Dit is uiteraard een mooie bron aan inkomsten. Je geeft niet-rentedragende deposito´s uit en bemachtigt wel-rentedragend papier: het verschil (seignoriage) is altijd het argument geweest om van een centrale bank een publieke instantie te maken. Deze inkomsten zijn namelijk ten gunste van de staatskas. Zo schrijft DNB ieder jaar gemakkelijk een miljoen of 600 bij op de rekening van de Nederlandse overheid.
Nu, sinds de centrale banken zijn begonnen met het betalen van rente over deze deposito´s (doch de ECB een negatieve rente “betaalt”, dat wil zeggen, geld verdient over haar passiva), nemen de seigniorage-inkomsten af in de mate dat er rente wordt afgedragen aan commerciële banken.
Dit toont aan dat een centrale bank enkel de compositie van commerciële bankbalansen kan beïnvloeden. De centrale bank kan schuldbewijzen – zoals staats- of bedrijfsobligaties – overnemen van commerciële banken in ruil voor centrale-bank-deposito´s, maar meer kan het ook niet. De enige manier hoe de geldhoeveelheid uit lijn kan raken met de vraag naar “geld”, is wanneer de vraag naar papiergeld toeneemt.
Wie bepaalt de geldhoeveelheid dan wel?
Maar als niet het bankwezen noch de centrale bank de geldhoeveelheid bepalen, wie doet dan wel?
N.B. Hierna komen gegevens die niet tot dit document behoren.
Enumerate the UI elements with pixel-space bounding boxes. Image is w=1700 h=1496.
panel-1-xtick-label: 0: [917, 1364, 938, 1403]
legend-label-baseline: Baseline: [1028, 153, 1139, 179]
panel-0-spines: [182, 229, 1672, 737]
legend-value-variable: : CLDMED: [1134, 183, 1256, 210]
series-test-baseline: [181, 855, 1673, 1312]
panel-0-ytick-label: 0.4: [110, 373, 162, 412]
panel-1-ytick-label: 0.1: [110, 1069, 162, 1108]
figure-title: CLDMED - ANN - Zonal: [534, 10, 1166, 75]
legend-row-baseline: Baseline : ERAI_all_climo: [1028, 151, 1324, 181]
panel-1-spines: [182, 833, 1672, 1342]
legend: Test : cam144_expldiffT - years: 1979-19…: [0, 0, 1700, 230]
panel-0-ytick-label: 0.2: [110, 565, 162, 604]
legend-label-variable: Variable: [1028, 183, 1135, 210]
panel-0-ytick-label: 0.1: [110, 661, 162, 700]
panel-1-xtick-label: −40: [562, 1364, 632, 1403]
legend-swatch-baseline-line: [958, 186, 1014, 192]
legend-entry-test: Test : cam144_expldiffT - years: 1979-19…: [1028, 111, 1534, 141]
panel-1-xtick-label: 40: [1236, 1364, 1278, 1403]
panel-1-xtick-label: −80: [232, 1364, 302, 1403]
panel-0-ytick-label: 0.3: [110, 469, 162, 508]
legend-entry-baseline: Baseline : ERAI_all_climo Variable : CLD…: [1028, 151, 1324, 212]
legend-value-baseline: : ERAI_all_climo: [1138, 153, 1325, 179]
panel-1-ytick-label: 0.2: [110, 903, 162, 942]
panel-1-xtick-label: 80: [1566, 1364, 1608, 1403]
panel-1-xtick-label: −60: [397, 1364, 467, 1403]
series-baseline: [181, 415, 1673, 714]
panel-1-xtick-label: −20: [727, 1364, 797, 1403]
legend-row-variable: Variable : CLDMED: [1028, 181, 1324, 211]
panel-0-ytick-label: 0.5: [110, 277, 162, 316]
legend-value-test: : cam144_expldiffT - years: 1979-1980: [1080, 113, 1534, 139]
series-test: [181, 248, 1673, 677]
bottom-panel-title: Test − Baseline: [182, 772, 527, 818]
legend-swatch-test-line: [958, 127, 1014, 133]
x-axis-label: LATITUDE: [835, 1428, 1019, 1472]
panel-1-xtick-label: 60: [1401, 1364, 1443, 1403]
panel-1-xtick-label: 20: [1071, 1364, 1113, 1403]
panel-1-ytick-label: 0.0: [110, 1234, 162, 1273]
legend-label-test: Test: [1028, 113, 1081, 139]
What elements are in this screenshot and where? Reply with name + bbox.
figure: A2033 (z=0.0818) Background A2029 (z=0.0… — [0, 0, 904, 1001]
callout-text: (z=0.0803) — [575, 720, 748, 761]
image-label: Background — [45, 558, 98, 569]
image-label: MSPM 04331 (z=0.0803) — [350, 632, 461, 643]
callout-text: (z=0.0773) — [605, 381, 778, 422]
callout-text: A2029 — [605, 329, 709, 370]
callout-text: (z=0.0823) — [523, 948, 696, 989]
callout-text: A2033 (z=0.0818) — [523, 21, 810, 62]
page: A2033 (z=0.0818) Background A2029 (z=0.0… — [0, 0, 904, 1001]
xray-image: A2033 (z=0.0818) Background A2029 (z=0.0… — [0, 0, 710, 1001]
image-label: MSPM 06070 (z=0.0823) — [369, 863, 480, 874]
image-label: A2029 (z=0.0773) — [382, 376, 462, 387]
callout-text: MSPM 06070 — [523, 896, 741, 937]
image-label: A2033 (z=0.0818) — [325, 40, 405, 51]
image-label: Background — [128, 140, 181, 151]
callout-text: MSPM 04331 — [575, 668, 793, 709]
Het antwoord is simpel: u. In de mate dat u opteert voor geld op de bankrekening – en niet in ander soort beleggingen zoals goud, aandelen of obligaties – is het bankwezen in staat om leningen te verstrekken. De balansgrootte van het bankwezen is afhankelijk van de bereidheid van het publiek om bankdeposito’s als onderdeel van de portefeuille te hebben.
Waarom is dat zo? Wederom een simpel antwoord: de wet van Fullarton (ook wel beter bekend in het Engels als “Fullarton’s law of reflux”).
Wie de “wet van Fullarton” ter waarheid aanneemt, kan niet anders dan concluderen dat de geldhoeveelheid het resultaat is van onze beslissingen als deposanten/rekeninghouders, en niet van de banken zelf, noch van de centrale bank. Zodra banken meer bankdeposito’s in omloop brengen (door leningen te scheppen) dan vraag naar dergelijke bankdeposito´s (als onderdeel van de portefeuille), eindigt het overschot linea recta terug in de handen van de uitgevende bank. Wanneer deze terugkomen, leggen ze beslag op een deel van de activa van de bank: de bank moet ofwel in het clearinghouse de “reflux” aftikken of regelrecht aan een rekeninghouder die het geld in contanten wenst op te nemen (ook in het laatste geval krimpt de bankbalans).
Dat betekent dat de geldhoeveelheid – in principe – in lijn blijft met de “vraag naar geld” (niet te verwarren met de vraag naar krediet).
De misleidende kwantiteitstheorie van geld
De aard van het probleem is duidelijk: voor eeuwenlang hebben monetaire economen geld gezien als een soort fysiek goed – waarbij de fysieke vraag en aanbod doorslaggevend zijn voor de koopkracht van geld. Een groter aanbod van brood? Des te lager de prijs voor een brood. Dit is precies wat de “kwantitatieve geldtheorie” in het geval van modern geld beweert. Deze theorie wordt breed gedragen werd door economen zoals Nobelprijswinnaar Milton Friedman, maar ook door de hedendaagse bankiers van de Bundesbank, om er maar één uit te lichten.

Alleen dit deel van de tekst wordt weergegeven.